*This is the last of four writings exploring how art builds community locally and internationally. Interdisciplinary collaborations create new connections. While current political leaders debate the validity of facts, artists unite, and support truth.
Revisiting Paris today was bittersweet. My last visit was many years ago with my grandmother Juanita. As a graduate student at the Academy of Art College, I was impressionable and full of wonder. The trip would honor her legacy: explore without hesitation, patiently wait for the best view, and sleep can wait. Everyday celebrates the spirit of a woman that defined strength and grace.

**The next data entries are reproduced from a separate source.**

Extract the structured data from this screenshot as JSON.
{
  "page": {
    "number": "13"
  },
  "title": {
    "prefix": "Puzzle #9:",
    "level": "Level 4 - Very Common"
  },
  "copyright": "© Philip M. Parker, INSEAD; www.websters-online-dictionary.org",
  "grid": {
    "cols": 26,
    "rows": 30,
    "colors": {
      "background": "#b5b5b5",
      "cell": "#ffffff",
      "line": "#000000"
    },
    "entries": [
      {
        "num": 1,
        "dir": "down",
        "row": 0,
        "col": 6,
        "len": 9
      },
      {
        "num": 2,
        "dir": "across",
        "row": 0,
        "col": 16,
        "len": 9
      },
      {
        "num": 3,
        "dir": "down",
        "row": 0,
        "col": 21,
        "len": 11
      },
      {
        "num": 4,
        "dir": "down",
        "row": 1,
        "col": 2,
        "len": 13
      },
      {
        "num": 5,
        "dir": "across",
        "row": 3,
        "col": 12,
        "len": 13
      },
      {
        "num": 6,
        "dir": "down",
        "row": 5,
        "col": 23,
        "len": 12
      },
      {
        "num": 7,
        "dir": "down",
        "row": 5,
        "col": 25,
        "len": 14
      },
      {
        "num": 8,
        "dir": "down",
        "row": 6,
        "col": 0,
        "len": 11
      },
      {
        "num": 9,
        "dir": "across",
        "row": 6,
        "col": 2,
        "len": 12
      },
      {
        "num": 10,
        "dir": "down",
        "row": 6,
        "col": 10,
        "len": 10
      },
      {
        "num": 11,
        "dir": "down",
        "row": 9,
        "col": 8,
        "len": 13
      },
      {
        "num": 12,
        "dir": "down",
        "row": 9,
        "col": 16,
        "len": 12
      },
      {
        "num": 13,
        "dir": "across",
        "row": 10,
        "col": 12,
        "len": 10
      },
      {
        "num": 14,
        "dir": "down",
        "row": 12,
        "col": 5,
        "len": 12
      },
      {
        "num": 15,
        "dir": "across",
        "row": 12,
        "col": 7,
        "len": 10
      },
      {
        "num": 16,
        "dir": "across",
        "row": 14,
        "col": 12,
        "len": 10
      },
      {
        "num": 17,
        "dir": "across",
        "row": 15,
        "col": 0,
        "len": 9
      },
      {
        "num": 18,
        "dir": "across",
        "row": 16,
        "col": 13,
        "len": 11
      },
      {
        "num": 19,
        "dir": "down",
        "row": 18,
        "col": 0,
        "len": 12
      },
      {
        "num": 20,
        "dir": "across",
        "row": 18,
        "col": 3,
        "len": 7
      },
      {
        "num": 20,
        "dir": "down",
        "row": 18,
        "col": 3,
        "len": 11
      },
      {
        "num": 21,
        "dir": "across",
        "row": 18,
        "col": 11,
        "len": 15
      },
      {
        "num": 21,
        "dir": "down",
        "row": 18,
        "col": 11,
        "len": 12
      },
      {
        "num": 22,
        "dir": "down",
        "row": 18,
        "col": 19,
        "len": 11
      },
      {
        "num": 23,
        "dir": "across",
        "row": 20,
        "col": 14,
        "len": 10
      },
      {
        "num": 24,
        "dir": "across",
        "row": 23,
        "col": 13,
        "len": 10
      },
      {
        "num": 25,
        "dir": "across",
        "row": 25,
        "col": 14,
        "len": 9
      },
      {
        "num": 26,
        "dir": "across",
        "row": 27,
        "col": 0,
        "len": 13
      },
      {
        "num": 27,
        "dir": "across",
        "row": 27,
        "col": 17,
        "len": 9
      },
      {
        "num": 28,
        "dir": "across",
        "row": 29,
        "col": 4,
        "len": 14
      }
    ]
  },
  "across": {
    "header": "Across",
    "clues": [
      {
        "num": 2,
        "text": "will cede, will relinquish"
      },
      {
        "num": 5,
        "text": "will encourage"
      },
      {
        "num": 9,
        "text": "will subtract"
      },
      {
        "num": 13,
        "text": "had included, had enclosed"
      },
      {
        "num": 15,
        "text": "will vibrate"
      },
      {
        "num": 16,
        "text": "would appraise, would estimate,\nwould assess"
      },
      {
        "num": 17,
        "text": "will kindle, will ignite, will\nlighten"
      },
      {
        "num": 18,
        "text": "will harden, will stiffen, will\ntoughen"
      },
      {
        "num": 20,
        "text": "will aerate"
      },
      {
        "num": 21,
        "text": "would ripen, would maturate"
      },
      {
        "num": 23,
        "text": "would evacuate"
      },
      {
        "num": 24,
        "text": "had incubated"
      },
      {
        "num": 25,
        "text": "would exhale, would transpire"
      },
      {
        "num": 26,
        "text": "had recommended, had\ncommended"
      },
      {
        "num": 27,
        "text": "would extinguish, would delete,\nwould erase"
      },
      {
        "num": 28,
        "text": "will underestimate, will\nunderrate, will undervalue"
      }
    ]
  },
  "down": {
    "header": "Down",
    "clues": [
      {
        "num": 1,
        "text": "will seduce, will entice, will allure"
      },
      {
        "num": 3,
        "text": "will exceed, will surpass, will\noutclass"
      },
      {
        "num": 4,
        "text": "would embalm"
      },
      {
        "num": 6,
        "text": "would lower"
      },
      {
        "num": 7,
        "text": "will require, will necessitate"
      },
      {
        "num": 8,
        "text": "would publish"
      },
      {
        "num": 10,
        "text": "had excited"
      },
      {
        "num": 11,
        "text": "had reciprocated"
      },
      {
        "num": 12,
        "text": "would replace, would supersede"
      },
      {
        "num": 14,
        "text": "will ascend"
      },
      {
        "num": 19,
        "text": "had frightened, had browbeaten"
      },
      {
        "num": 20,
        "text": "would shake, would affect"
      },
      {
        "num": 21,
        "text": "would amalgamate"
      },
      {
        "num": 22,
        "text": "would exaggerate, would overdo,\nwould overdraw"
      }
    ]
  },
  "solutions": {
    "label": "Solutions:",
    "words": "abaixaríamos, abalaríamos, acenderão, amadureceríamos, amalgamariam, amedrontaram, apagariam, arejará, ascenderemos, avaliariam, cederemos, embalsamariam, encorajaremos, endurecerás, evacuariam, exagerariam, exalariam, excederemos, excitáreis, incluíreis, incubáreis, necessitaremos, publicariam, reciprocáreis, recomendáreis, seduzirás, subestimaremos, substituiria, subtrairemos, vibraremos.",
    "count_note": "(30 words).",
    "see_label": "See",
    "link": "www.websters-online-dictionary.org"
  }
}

One of the word’s most unique and captivating museums is the Centre Pompidou. Its deconstructivist design showcases the practical insides on the outside spectacularly. Visitor tour guide: “Designed by the architects Renzo Piano and Richard Rogers, the Centre Pompidou building is an iconic 20th century monument, striking for its glass and steel architecture, suspended mechanical stairway and coloured pipes (blue for air, green for water, red for passageways and yellow for electricity).”
An organized maze of tubes, hallways, and spaces house an impeccable collection. Highlights included Bruno Peinado’s The Big One World created in response to Michelin layoffs in 2000. In conceptual solidarity, Kiki Smith’s Lying with the Wolf renders folklore with a feminist narration.
The unknown becomes organized in Allan Kaprow’s Rearrangeable Panels. The Art Story website: “Each time Rearrangeable Panels was exhibited, the curator or artist would be forced to make choices about how to configure the panels, foreshadowing Kaprow’s use of audience participation. Kaprow challenges the notion of artistic authorship through this collaborative element of construction and in its unique response to each site in which it is placed.”
Galleries in Paris shine with conceptual depth and rigor. The Topographie de l’Art gallery is an incredible interdisciplinary exhibition space. David Shrigley’s framed drawings are masterful insights into the absurdity of life. In contrast, Gallerie Bernard Bouche featured Belgian artist Marthe Wéry’s monochrome artworks oozing a meticulous sadness and elegance. Similarly, Korean artist Yoo Hye-Sook at Galerie Maria Lund offers insight behind space. While Gallerie Thaddaeus Ropac showcased the confident Jungles in Paris artworks of Adrian Ghenie.
Franck Scurti’s creations at Michel Rein gallery reimagines the history of landscapes. From the handout: “What would be the common denominator between a Van Gogh painting and the photoshopped image of a sunset published on Instagram? Frank Scurti’s exhibition gives us some answers. As announced by its title, the exhibition ‘The Potatoes Eaters/Sunset Stories’ is built around a double dialectic.”
A magical experience occurred by happenstance. The Brownstone Foundation featured the Cuban conceptual artist Wilfredo Prieto in the Dans la rue Saint-Gilles (In Saint-Gilles Street) exhibit. Prieto’s practice utilizes diverse mediums with a satirical punch. Artworks purposefully alter perceptions by chronicling moments. The Brownstone Foundation’s humanitarian mission provided insight: “The Foundation supports artistic initiatives in difficult neighborhoods or sensitive areas. In this way, art and culture are used to play a part in developing individuals characters and their respect for those of others, as well as favoring the evolution and perpetuation of social activity, providing a new way of thinking about and looking at life from individual and collective viewpoints.”
My grandmother’s persistence encouraged intellectual curiosity. She had the innate sensibility through sharing and eventual acceptance. Oscar Wilde: “When good Americans die, they go to Paris.” Yes, indeed.